When Karen Burdick
’72 was on the air at Reed in the late
‘60s, she played a lot of blues, mainly because she loved the music,
but also, perhaps, because she was somewhat overwhelmed.
“I came to Reed from a small town in California, and I found myself
in the company of a lot of people who were both very well educated and aggressive
about it in a way I wasn’t used to—it was a world for which
I wasn’t prepared.”
Burdick left Reed in 1970 to join the Learning Community in Portland and
eventually became the program director at the local and rather legendary
community radio station KBOO. In 1978 she moved to New York City.
“You quickly find out how much some people know in this town,”
she says now. “I didn’t think I had the expertise to program
a station here.” So she took a new direction, attending trade school
to become the person who keeps a radio station on the air: the technician.
She was one of the first, and still one of the very few, women to do it.
“I’ve never met another woman radio technician,” Burdick
says. “I’ve heard there is someone in Boston.”
The mechanical knack she quickly discovered is something they don’t
teach in trade school, which centers on theory. She has worked at New York’s
WNYC for nearly 14 years, fixing and maintaining most of the recording and
editing equipment. Not to mention the studio equipment that keeps this,
one of the largest radio broadcast facilities in the U.S., on the air. There
is so much mechanical and electronic redundancy at the station that it is
very rare for something to happen that she can’t work around.

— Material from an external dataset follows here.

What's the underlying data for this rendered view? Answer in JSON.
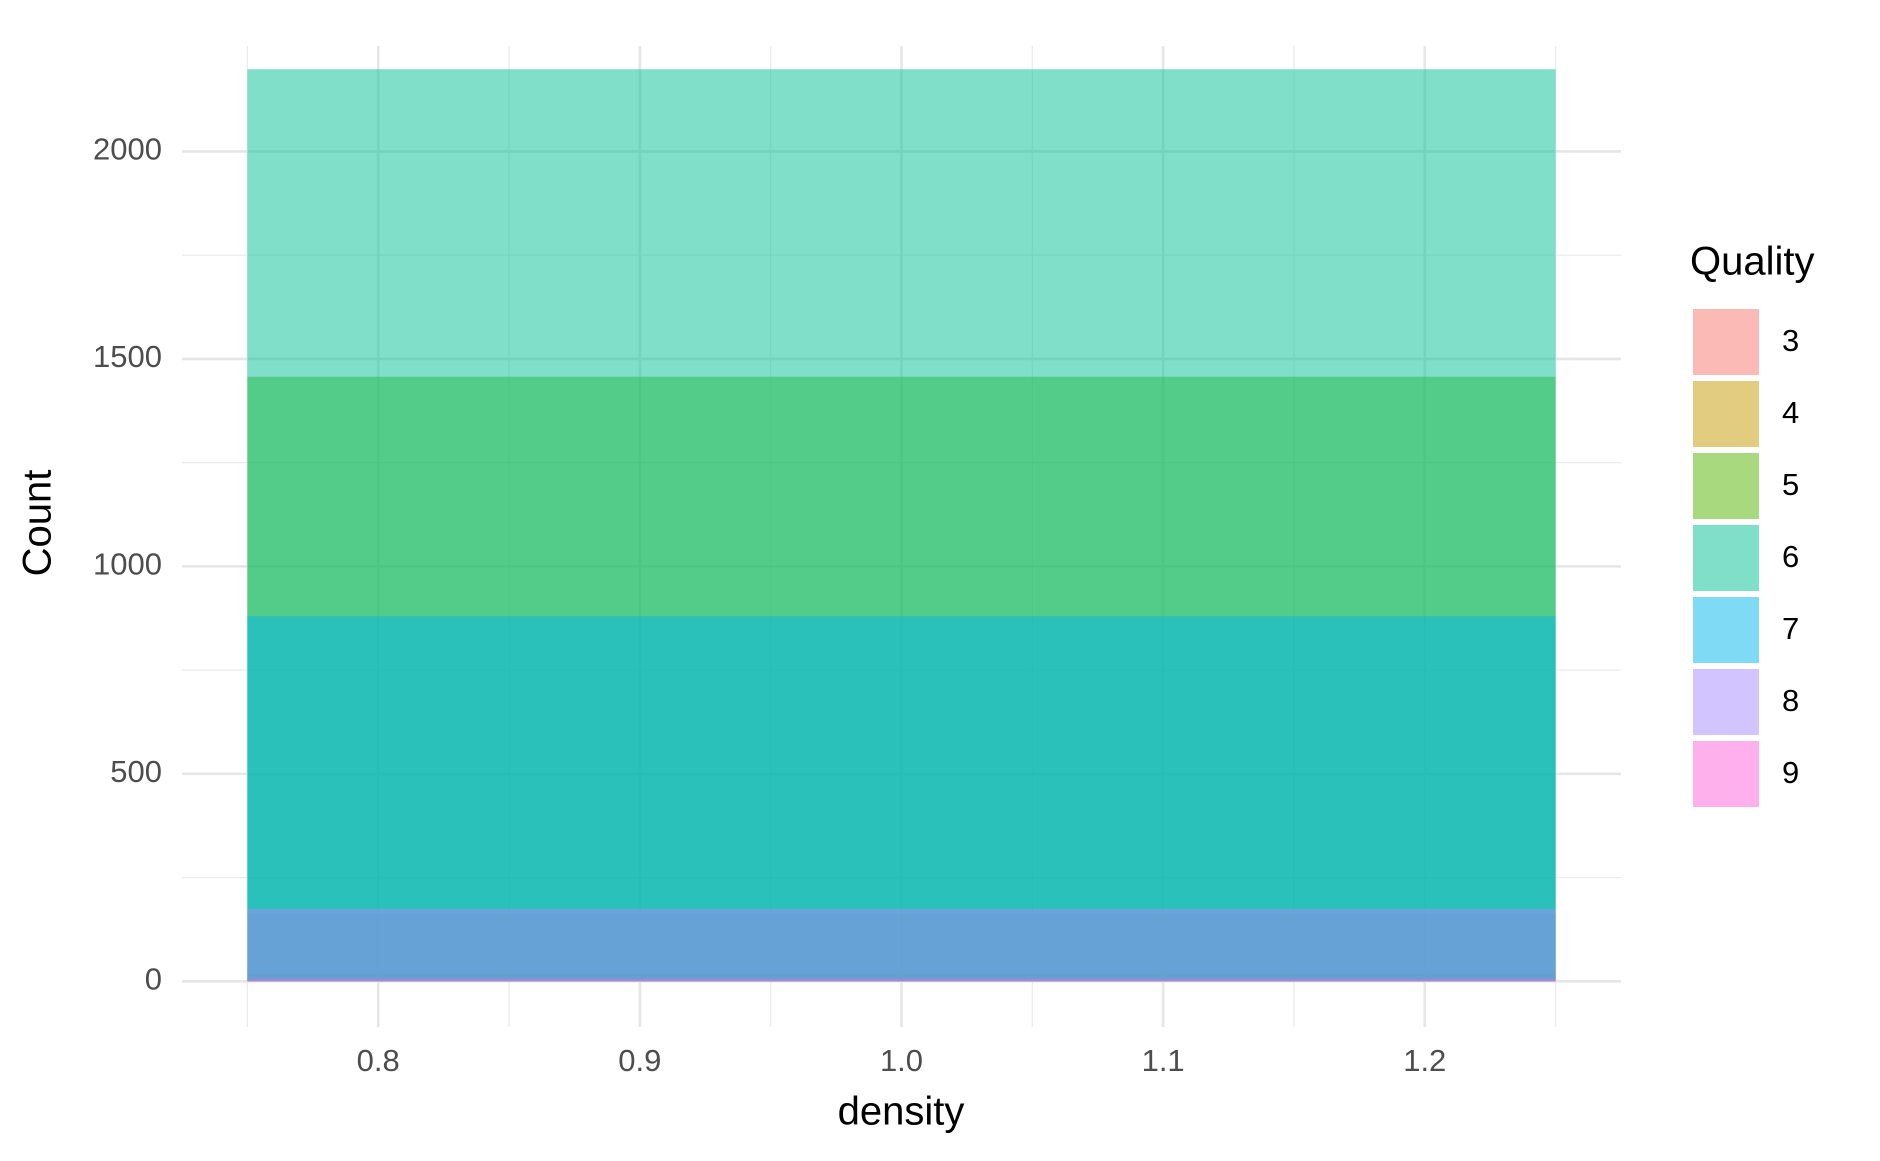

One of those moments came shockingly and sadly on September 11, 2001. “Our
main FM transmitter and our back-up were on top of one of the World Trade
Center towers,” remembers Burdick, “and our studios are close
enough that we could see the hole the first jet left in the building. When
the tower fell, we thankfully only lost equipment, not people. We managed
to keep the AM signal on the air—the FM was down for a few days—and
our news reports were among the very first on the radio. We were all so
busy trying to get and stay on the air that it took a while to realize the
terrifying history that was being made right in front of us.”